I could argue that I didn’t receive a raise last year and that I wouldn’t have received one this year either, but I think it’s safe to assume most people do get a raise or cost of living adjustment each year and from what I’ve read most advisers suggest factoring in a 2 to 4% loss each year you remain out of the workforce.

Of course, we all know that I will not be returning to the exact same position, so the question becomes what would I earn after I return in a new job at a different company. There’s really no way to know the exact figure, but it is fair to say that I probably won’t make as much as I do now. I currently work in technology and unless I stay up to date in the latest and greatest software my salary is likely to plummet the longer I stay out of work.

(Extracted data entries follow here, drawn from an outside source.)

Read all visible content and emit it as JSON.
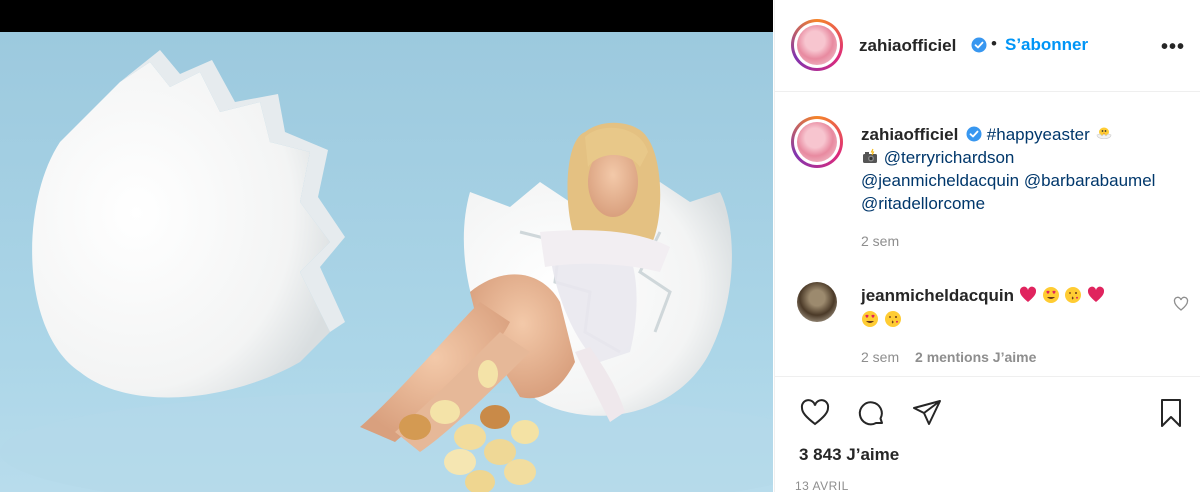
{
  "post": {
    "username": "zahiaofficiel",
    "follow_label": "S’abonner",
    "separator": "•",
    "more_label": "•••"
  },
  "caption": {
    "username": "zahiaofficiel",
    "hashtag": "#happyeaster",
    "mention1": "@terryrichardson",
    "mention2": "@jeanmicheldacquin",
    "mention3": "@barbarabaumel",
    "mention4": "@ritadellorcome",
    "time": "2 sem"
  },
  "comment": {
    "username": "jeanmicheldacquin",
    "time": "2 sem",
    "likes": "2 mentions J’aime"
  },
  "footer": {
    "likes": "3 843 J’aime",
    "date": "13 AVRIL"
  },
  "icons": {
    "verified": "verified-badge-icon",
    "like": "heart-outline-icon",
    "comment": "comment-bubble-icon",
    "share": "paper-plane-icon",
    "save": "bookmark-icon"
  },
  "colors": {
    "accent": "#0095f6",
    "link": "#00376b",
    "muted": "#8e8e8e",
    "photo_bg": "#a9d3e6"
  }
}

The honest truth is that I don’t particularly love writing software. I liked the puzzle solving aspects and of course the big salary, but I think I’m too much of a people person to spend my entire day facing a computer. So the bigger question of leaving the working world is whether or not I would return to a software development job at all.

I don’t love software enough to learn about it and stay up to date on the latest and greatest technologies while I’m at home with my son. If I stay home I will probably take the opportunity to transition into an entirely different role when I return to the working world.

I could apply for positions as an analyst or project manager, (I have a bunch of certifications). While I wouldn’t be particularly in love with these jobs they do have salary ranges similar to my previous position and they involve a lot more human interaction. They also require less overtime and late hours.

I have a feeling that unless I find a job I absolutely adore my family time will remain my number one priority. In fact, I would be willing to take a lesser paying job in the future if it was closer to home and/or provided greater flexibility and decent benefits.

As you can see the question for me is larger than just leaving the workforce, A teacher may stay home and return to teaching a few years later, but if I leave I have a feeling I’m looking at a whole new career.

The question is how does that career impact my future goals and lifestyle? I’m not certain that’s something I can answer.

One Frugal Girl

Sunday 22nd of January 2012

@Shaun - Thanks for commenting. Right now I'm leaning in the same direction and feeling the exact same way!

@kris - Thanks for commenting. I have thought about part time work, but I'm not sure how easy it may be to find a part time position. How did you find your job?

@SarahA - Thanks for commenting. It's such a difficult decision to make and I'm so glad that I write this blog so I can hear from mother's like yourself. Since you went back to work how do you feel about your decision? Some people tell me it's rough for a couple of weeks or months, but in the end they decide that working is the best thing for them anyway. Do you still wish you had the option of staying home?

SarahA

Saturday 21st of January 2012

I had this dilemma when deciding whether to return to work. I, too am in IT and as you say, you can't just step out of the industry for a year or two and expect to right back, especially in this economy. I went back because our finances wouldn't work out otherwise but I have wondered about it. I am enjoying reading your thoughts about it.

kris

Wednesday 18th of January 2012

It's a rough decision, but have you looked into online jobs, or part-time work? I work part-time (although I'm not really career minded at this moment, in between them actually) and the rest of the time I spend with my son. It's a lovely compromise, really. Not saying this is the answer, whatever works best for you and your family is the right thing to do, but it is an alternative to just quitting altogether, especially if you're worried about losing ground in your career. Wishing you the best in your decision. I just made that same decision for our family, so I feel your pain.

Shaun @ Smart Family Finance

Wednesday 18th of January 2012

My wife took a year off from work to be with our two children. It was a sacrifice, but it was also an opportunity we couldn't ignore.